Sure, you mostly get away with it but inevitably problems will arise that you have no idea what's causing them or even that they are a problem, so you spend days and weeks chasing what the expert figures out in minutes.

That's why I prefer to keep the domain when changing jobs because it adds up to being just a software developer.

  • xlii 13 hours ago

    I disagree, because in high specialty domains you even cannot reuse knowledge as it might be proprietary.

    On the other hand patterns are universal. You sit in a meeting where someone raises problem of „database slow, we have 50M of log entries, we need to delete them” and all the familiarity bells already ring.

    The open domain knowledge IMO is something that can be extracted from LLMs. Ask LLM for disk-based data cache and it will happily provide. But it won’t ask how many writers or readers you have. For me even imagining this scenario makes my spidey sense tingling.

    • nyanpasu64 6 hours ago

      What's the problem with 50M log entries and deletion, and a disk-based cache?

  • harrall 14 hours ago

    While that is true, you also end up learning foundational concepts which are frequently common between fields. You get a major head start when learning.

    For example, when learning electrical engineering, you might be forced to get good at vector calculus, and then when you move over to mapping software or physical chemistry, it turns out you use the same vector calculus.

    The application of vector calculus might vary but it sure takes way longer to learn vector calculus than to learn how to apply it differently.

    Vector calculus probably isn’t the best example but you get what I mean. I just find juniors learn new things so slowly. Hell, when I look back at my university days, it took me a long time to learn anything compared to now.

  • CamouflagedKiwi 5 hours ago

    I don't agree. Domain-specific expertise is valuable (even essential) but can be learned, and usually rather more easily than learning to become an expert software engineer.

    I've worked in a number of almost completely disparate domains over my career, each one needed maybe a year or so to become reasonably knowledgeable on, but it's not the same as resetting back to a complete software novice each time.

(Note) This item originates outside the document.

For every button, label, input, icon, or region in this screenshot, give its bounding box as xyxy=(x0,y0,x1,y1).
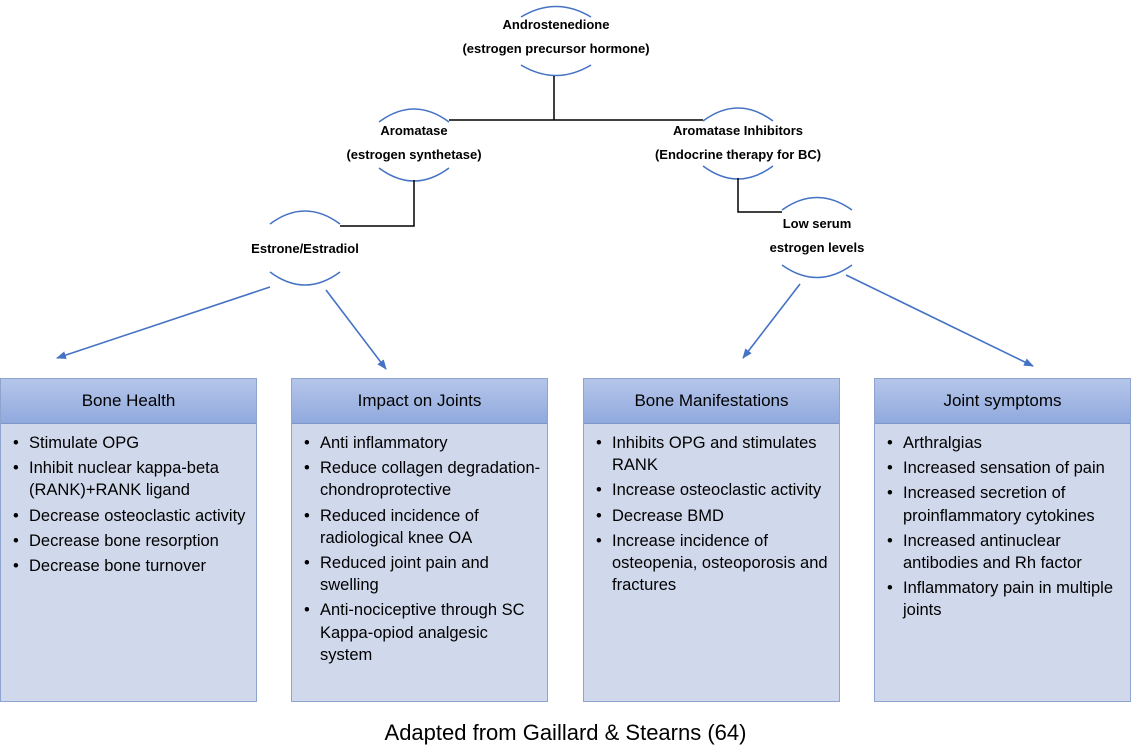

    Also, the people who have been deeply embedded into a domain for a long time tend to overestimate how much it takes. I've seen exactly this with your example of financial software; yes there is domain knowledge but the clear industry lesson has been that it's far easier for software engineers to learn that than for the domain experts to learn software engineering.

  • jillesvangurp 8 hours ago

    Disagree. A lot of experience comes from a long career of changing projects and domains. You keep on encountering the same issues and problems in different contexts. I've been doing that for thirty years or so. Getting productive in new projects quickly is a good skill to have. It requires being efficient and mastering new things.

    This is also the number one skill you will learn by getting a good education. Education can come in many forms. Some people never go to university for this and are self taught. It's easier than ever to teach yourself whatever you want to learn. In the end it's not about the stuff you learn but about learning to learn stuff. And having learned a lot of stuff, makes learning a new thing relatively straightforward. It's more of the same.

  • philipswood 14 hours ago

    The edge is not slight. And usually in a new domain you're usually not completely clueless. There is value in growing a truly deep expertise by spending a lot of time in one domain, but a lot of the deeper skills do transfer (or partially transfer) and having mastered a few domains tend to give you deeper meta-skills.

  • jffhn 4 hours ago

    Domains are often not very deep, as a lot of people need to understand them.

    I've seen smart people quickly figure things out and propose upgrades in a matter of weeks, on points lifelong experts overlooked, or were too lazy to dig.

    Reminds me of a company that was looking for people good in both the domain and software, to bridge the experts/devs gap (which is often a bottleneck, information flow between brains being slow and unreliable). They found out that it was much easier to teach the domain to devs, than to teach software to domain experts, i.e. that software was the hard skill.